Fibromyalgie et comorbidités : un diagnostic qui ne simplifie rien
L’abandon du statut de diagnostic d’exclusion par les critères ACR 2016 a résolu un problème logique, mais en a créé un autre en pratique clinique. Un patient peut désormais cumuler fibromyalgie, syndrome du côlon irritable, migraines chroniques et troubles anxio-dépressifs. Le médecin doit alors hiérarchiser les prises en charge sans que l’une masque l’autre.
La recommandation HAS 2025 préconise de coconstruire le projet de soins avec le patient, en formulant des objectifs réalistes centrés sur l’amélioration fonctionnelle. Les critères d’évaluation doivent être partagés entre médecin et patient pour assurer un suivi cohérent.
- Distinguer les douleurs nociplastiques propres à la fibromyalgie des douleurs nociceptives liées à une comorbidité rhumatologique
- Évaluer séparément le retentissement de chaque pathologie sur le sommeil, la cognition et l’activité professionnelle
- Adapter la stratégie thérapeutique pour éviter la polymédication sans bénéfice démontré
La fibromyalgie ne dispose toujours pas de traitement curatif. Les approches recommandées combinent activité physique adaptée, prise en charge psychologique et, dans certains cas, traitements médicamenteux ciblant la douleur ou les troubles du sommeil. Le diagnostic lui-même constitue une étape thérapeutique, parce qu’il met fin à l’errance et permet au patient de structurer sa prise en charge.

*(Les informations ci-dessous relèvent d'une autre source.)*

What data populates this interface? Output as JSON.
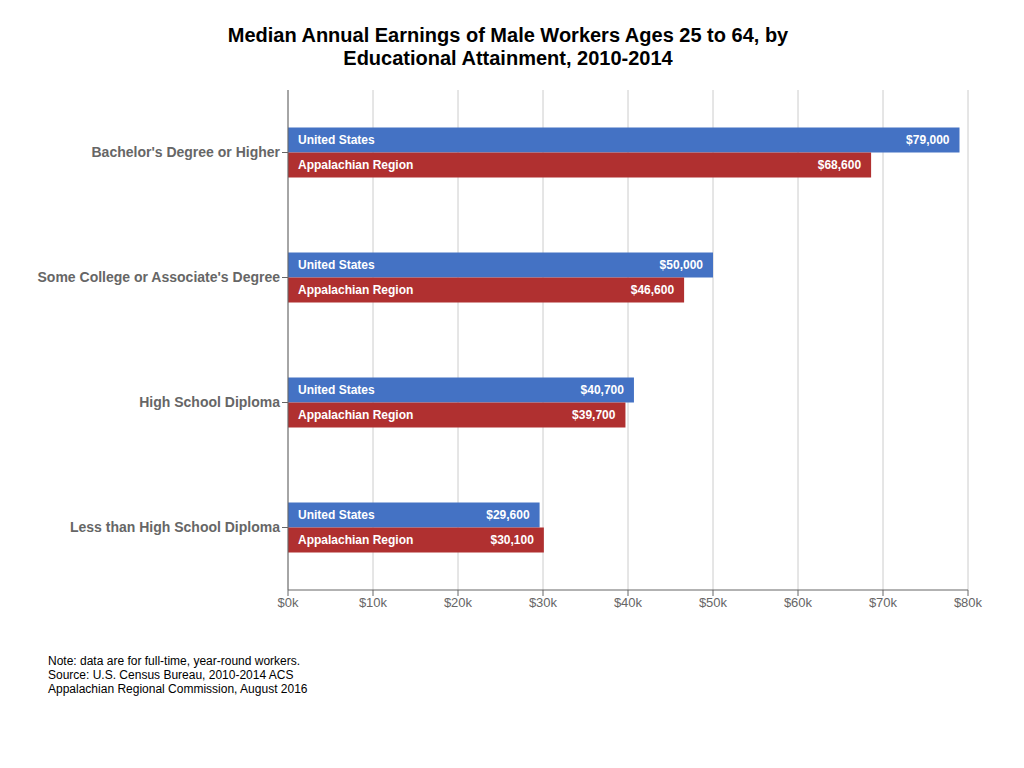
{
  "chart_data": {
    "type": "bar",
    "orientation": "horizontal",
    "title": "Median Annual Earnings of Male Workers Ages 25 to 64, by\nEducational Attainment, 2010-2014",
    "categories": [
      "Less than High School Diploma",
      "High School Diploma",
      "Some College or Associate's Degree",
      "Bachelor's Degree or Higher"
    ],
    "series": [
      {
        "name": "United States",
        "color": "#4472C4",
        "values": [
          29600,
          40700,
          50000,
          79000
        ],
        "value_labels": [
          "$29,600",
          "$40,700",
          "$50,000",
          "$79,000"
        ]
      },
      {
        "name": "Appalachian Region",
        "color": "#B03030",
        "values": [
          30100,
          39700,
          46600,
          68600
        ],
        "value_labels": [
          "$30,100",
          "$39,700",
          "$46,600",
          "$68,600"
        ]
      }
    ],
    "xlim": [
      0,
      80000
    ],
    "xticks": [
      {
        "value": 0,
        "label": "$0k"
      },
      {
        "value": 10000,
        "label": "$10k"
      },
      {
        "value": 20000,
        "label": "$20k"
      },
      {
        "value": 30000,
        "label": "$30k"
      },
      {
        "value": 40000,
        "label": "$40k"
      },
      {
        "value": 50000,
        "label": "$50k"
      },
      {
        "value": 60000,
        "label": "$60k"
      },
      {
        "value": 70000,
        "label": "$70k"
      },
      {
        "value": 80000,
        "label": "$80k"
      }
    ],
    "grid": true,
    "data_labels": true,
    "annotations": [
      "Note: data are for full-time, year-round workers.\nSource: U.S. Census Bureau, 2010-2014 ACS\nAppalachian Regional Commission, August 2016"
    ]
  }
}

Les critères ACR 2016 et la recommandation HAS 2025 convergent vers un même constat : la fibromyalgie exige du médecin qu’il accorde autant de poids à ce que le patient décrit qu’à ce que les examens montrent. Dans une médecine construite autour de la preuve objectivable, ce rééquilibrage reste le véritable point de tension.